El reposicionamiento geopolítico de Estados Unidos en el norte de África, impulsado por sectores del entorno de Donald Trump, sitúa a Marruecos como socio prioritario y reabre el debate sobre el futuro estratégico de Ceuta y Melilla.
El norte de África vuelve a ocupar un lugar central en la agenda internacional. En Washington, voces influyentes vinculadas al entorno más conservador del trumpismo están promoviendo un giro estratégico que refuerza el papel de Marruecos como aliado clave de Estados Unidos en la región.
Entre las propuestas que circulan en estos círculos destaca la posibilidad de trasladar o reubicar bases militares estadounidenses en territorio marroquí, una decisión que alteraría el actual equilibrio en el Estrecho de Gibraltar y reduciría la dependencia de infraestructuras situadas en suelo español.
Este planteamiento responde a una visión más amplia: consolidar a Marruecos como plataforma estratégica en África, tanto en términos militares como económicos, en un contexto global marcado por la competencia entre potencias y la necesidad de asegurar posiciones en enclaves geoestratégicos.
Sin embargo, el impacto de este posible movimiento va más allá de lo militar. Analistas internacionales advierten de que un fortalecimiento del eje Washington-Rabat podría traducirse en una mayor presión política sobre Ceuta y Melilla, dos ciudades autónomas españolas que Marruecos mantiene en su discurso como territorios pendientes.
Algunas voces han ido incluso más lejos, planteando escenarios de presión indirecta que recuerdan episodios históricos de alta tensión en la región. Estas posiciones, aunque no forman parte de una política oficial consolidada, reflejan una corriente de pensamiento que gana visibilidad y que podría influir en futuras decisiones si se produce un cambio de ciclo político en Estados Unidos.
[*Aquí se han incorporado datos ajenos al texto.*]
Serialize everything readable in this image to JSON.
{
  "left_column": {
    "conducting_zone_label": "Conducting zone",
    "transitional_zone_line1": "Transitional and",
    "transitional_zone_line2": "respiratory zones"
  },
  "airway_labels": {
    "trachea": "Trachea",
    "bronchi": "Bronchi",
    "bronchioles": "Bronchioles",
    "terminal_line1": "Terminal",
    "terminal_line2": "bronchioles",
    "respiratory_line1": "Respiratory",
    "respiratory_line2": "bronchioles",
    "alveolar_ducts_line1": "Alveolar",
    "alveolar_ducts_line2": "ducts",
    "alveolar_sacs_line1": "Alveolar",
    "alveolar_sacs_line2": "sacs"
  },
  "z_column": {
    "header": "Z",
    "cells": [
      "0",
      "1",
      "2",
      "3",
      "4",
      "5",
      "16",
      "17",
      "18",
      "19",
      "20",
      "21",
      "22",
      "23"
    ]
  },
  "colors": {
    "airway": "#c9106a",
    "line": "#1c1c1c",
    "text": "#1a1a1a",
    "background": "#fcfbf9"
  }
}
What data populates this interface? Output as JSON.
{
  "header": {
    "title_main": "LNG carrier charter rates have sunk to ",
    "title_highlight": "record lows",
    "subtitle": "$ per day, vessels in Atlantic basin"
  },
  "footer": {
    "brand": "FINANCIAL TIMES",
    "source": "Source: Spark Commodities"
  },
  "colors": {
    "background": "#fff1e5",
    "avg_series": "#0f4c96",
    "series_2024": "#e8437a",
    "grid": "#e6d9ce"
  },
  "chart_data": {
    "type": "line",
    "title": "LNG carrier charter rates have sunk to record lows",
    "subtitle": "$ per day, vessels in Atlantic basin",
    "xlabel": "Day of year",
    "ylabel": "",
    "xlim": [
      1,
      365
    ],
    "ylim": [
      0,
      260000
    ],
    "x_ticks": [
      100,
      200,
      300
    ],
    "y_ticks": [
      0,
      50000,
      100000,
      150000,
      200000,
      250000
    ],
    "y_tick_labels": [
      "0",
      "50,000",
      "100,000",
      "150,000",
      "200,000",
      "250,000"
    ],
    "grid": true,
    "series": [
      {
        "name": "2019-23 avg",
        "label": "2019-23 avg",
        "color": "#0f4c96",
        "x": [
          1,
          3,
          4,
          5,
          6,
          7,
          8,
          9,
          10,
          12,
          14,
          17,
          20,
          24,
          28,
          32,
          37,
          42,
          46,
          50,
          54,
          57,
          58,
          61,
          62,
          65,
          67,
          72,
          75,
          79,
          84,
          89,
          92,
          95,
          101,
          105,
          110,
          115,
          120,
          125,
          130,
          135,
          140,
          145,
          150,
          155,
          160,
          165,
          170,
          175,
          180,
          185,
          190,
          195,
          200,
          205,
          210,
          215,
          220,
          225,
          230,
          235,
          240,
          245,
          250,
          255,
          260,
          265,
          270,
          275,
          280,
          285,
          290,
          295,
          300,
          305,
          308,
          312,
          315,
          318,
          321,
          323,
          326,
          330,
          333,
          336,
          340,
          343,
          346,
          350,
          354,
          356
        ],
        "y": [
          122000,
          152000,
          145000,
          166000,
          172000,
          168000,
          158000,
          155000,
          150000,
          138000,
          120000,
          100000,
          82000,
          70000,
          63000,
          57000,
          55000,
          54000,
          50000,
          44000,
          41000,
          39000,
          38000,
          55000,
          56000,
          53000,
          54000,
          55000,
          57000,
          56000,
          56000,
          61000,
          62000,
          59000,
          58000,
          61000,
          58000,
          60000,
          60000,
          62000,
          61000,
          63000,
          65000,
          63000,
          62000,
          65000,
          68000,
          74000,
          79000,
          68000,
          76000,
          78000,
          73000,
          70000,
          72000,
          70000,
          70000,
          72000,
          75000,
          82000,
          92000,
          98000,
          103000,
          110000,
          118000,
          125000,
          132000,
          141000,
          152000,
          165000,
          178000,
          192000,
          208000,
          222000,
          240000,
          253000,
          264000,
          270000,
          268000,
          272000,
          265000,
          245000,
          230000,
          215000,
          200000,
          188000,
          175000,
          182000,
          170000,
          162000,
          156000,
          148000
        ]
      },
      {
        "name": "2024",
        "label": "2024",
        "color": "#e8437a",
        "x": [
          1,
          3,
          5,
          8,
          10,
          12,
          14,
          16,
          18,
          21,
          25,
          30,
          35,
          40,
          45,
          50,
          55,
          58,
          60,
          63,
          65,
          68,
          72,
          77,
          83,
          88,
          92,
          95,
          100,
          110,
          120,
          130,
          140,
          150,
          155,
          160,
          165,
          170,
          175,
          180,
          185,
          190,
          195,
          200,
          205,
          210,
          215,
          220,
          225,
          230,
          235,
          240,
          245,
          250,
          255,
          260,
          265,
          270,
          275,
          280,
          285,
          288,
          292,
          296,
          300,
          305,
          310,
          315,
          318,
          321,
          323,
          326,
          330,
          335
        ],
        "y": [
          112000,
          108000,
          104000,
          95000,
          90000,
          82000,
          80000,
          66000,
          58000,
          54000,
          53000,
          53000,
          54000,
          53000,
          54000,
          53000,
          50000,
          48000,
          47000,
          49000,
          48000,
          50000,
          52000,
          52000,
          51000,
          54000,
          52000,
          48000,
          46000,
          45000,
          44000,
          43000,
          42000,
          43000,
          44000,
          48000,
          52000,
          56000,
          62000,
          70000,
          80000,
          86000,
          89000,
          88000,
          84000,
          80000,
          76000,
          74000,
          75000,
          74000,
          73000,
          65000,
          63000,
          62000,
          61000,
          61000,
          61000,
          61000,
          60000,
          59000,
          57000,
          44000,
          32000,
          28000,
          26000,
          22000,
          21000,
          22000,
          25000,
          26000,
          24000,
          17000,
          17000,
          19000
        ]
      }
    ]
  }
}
Para España, el escenario plantea un desafío estratégico de primer nivel. Ceuta y Melilla no solo representan la soberanía nacional en el norte de África, sino que constituyen también la única frontera terrestre de la Unión Europea en el continente, con un valor clave en materia de seguridad, migración y control geopolítico.
En este contexto, el Gobierno español mantiene su apuesta por la estabilidad y la cooperación con Marruecos, sin renunciar a la defensa firme de la integridad territorial. No obstante, el creciente protagonismo de Marruecos en la estrategia estadounidense obliga a replantear equilibrios y a reforzar la posición española en un entorno cada vez más competitivo.
El tablero está en movimiento. Y en él, Ceuta y Melilla vuelven a situarse en el centro de una partida donde confluyen intereses globales, alianzas cambiantes y decisiones que pueden redefinir el futuro de la región.